У самого входа на облупленный дебаркадер, чуть в стороне от людского потока, стояли и негромко разговаривали двое мужчин. Было им на вид лет по сорок с небольшим. Один, высокий и худой, в поношенном пиджаке, серых брюках и пыльных сапогах, заметно сутулился и, задумчиво покусывая нижнюю губу, с напряжённой вопросительностью взглядывал на собеседника. Боевые кисточки давно не стриженых усов под прямым, с широкими крыльями носом настороженно пошевеливались, а короткая, чуть растрёпанная бородка слегка топорщилась. Он что-то говорил, с трудом выталкивая слова. Собеседник же, среднего роста, крепкий и подвижный, облачённый в неновый, но почти щегольский костюм-тройку с часовой цепочкой на жилетке, выглядел спокойным и даже весёлым. Он тоже был усат, но кончики его ухоженных и тщательно подстриженных усов лихо загибались вверх, отчего на жёстких губах чудилась недобрая, презрительная улыбка. Тонкий, хрящеватый, хищно-чуткий нос, казалось, то и дело принюхивался к воздуху. Пристальные, внимательные серые глаза блестели, но этот блеск был холоден и страшноват. Что-то неживое, жестокое и тоскливое мерещилось в нём. Но это — если присмотреться. А так эти два человека не обращали на себя никакого внимания. Обычные служащие какой-то советской конторы, мало ли их…
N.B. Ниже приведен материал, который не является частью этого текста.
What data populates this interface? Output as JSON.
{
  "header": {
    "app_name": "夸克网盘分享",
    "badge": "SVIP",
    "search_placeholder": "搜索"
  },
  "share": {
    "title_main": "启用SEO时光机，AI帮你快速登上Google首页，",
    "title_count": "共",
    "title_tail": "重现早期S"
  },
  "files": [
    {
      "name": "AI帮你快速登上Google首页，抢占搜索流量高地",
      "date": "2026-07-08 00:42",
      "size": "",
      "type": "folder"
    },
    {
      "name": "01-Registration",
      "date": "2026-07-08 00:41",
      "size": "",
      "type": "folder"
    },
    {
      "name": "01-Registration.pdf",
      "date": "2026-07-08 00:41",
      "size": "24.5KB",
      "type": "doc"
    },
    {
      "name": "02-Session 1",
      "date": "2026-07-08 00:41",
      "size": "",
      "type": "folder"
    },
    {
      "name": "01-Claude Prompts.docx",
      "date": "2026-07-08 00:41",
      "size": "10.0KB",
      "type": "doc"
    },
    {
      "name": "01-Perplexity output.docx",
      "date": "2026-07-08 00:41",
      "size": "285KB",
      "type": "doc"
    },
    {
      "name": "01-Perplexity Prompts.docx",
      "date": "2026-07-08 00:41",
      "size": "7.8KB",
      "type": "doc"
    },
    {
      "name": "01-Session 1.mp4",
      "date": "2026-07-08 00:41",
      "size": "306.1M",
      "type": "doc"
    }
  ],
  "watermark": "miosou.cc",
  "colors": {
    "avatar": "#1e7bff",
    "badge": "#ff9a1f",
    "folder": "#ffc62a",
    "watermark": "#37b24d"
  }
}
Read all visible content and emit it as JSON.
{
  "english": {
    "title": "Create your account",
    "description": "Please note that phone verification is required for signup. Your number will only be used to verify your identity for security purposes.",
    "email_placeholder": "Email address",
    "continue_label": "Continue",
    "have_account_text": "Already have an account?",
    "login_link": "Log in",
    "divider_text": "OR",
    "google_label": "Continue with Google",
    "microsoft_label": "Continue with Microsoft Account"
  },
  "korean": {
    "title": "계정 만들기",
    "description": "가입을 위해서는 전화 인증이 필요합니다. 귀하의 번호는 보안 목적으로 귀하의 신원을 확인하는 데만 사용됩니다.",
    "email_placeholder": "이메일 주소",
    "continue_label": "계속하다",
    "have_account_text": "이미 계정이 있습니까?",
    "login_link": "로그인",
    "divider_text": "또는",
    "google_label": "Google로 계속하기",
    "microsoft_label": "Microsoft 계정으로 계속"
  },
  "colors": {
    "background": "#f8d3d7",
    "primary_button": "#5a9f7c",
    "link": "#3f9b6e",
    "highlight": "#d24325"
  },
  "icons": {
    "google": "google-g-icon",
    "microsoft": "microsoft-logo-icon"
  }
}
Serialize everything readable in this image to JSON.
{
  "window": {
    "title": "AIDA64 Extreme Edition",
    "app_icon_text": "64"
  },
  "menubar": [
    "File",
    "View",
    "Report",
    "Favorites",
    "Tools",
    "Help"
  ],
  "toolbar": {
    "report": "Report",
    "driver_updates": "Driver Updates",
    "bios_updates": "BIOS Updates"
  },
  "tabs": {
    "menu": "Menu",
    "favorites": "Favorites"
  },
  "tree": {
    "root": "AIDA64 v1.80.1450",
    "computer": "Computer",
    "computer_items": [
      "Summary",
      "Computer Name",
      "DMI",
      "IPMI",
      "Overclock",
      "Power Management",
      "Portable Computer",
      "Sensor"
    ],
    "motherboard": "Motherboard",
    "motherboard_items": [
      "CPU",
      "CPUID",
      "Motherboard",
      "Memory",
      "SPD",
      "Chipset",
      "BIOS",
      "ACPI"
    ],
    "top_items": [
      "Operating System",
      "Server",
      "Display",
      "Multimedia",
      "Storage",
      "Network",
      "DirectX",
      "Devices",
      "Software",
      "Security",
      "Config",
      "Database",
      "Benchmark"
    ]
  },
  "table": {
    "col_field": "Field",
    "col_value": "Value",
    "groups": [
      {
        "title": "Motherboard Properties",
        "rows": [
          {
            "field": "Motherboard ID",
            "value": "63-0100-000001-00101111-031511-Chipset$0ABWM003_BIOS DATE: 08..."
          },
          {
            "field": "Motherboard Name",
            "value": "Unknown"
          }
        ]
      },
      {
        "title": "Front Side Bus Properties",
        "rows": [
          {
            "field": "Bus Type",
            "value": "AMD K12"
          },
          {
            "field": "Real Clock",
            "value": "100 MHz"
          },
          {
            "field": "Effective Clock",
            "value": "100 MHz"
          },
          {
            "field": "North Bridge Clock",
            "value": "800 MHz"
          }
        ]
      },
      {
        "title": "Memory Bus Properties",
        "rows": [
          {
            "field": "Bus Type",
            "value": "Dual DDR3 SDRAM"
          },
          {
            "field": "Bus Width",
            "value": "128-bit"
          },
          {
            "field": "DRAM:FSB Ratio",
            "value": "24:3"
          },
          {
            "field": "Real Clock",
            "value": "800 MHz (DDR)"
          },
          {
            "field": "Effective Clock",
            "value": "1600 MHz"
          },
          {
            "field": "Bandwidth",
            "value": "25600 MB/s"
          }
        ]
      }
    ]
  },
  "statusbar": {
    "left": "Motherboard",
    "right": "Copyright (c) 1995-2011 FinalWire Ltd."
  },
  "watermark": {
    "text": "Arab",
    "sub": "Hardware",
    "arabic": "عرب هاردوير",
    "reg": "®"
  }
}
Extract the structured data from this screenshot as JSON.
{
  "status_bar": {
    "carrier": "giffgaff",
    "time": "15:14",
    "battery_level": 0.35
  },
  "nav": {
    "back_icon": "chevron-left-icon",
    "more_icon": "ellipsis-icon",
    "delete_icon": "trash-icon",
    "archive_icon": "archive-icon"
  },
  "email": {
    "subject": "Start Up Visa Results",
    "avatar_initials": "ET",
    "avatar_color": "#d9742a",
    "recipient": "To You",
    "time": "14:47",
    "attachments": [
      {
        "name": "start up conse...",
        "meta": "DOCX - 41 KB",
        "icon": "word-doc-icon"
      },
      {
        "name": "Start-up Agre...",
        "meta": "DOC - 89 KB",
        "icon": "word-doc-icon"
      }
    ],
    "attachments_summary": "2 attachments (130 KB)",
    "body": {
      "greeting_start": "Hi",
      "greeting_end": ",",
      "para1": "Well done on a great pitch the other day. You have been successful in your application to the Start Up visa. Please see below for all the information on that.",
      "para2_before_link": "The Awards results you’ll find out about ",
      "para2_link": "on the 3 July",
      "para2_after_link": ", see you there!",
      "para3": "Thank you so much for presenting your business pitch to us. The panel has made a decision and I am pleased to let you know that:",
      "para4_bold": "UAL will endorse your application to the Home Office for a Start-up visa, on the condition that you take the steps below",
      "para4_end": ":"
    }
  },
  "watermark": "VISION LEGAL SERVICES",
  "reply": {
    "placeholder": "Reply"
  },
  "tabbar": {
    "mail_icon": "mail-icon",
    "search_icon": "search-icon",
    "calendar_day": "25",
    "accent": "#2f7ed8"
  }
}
— Ну, Виктор Иванович… В час добрый, — тихо проговорил высокий, вздохнул и глянул украдкой через плечо собеседника на кресты и купола церкви Петра и Павла. — С Богом. От успеха вашего дела зависит всё… — он нервно сглотнул и осёкся.
Собеседник выразительно, прожигающе взглянул на него, склонил набок голову и вдруг улыбнулся. Коротко. С язвинкой. Будто колкость какую сказать хотел. Покосился на скучающего неподалёку конного милиционера, на двух молодых бездельников, что стояли, облокотясь о перила, и лузгали семечки.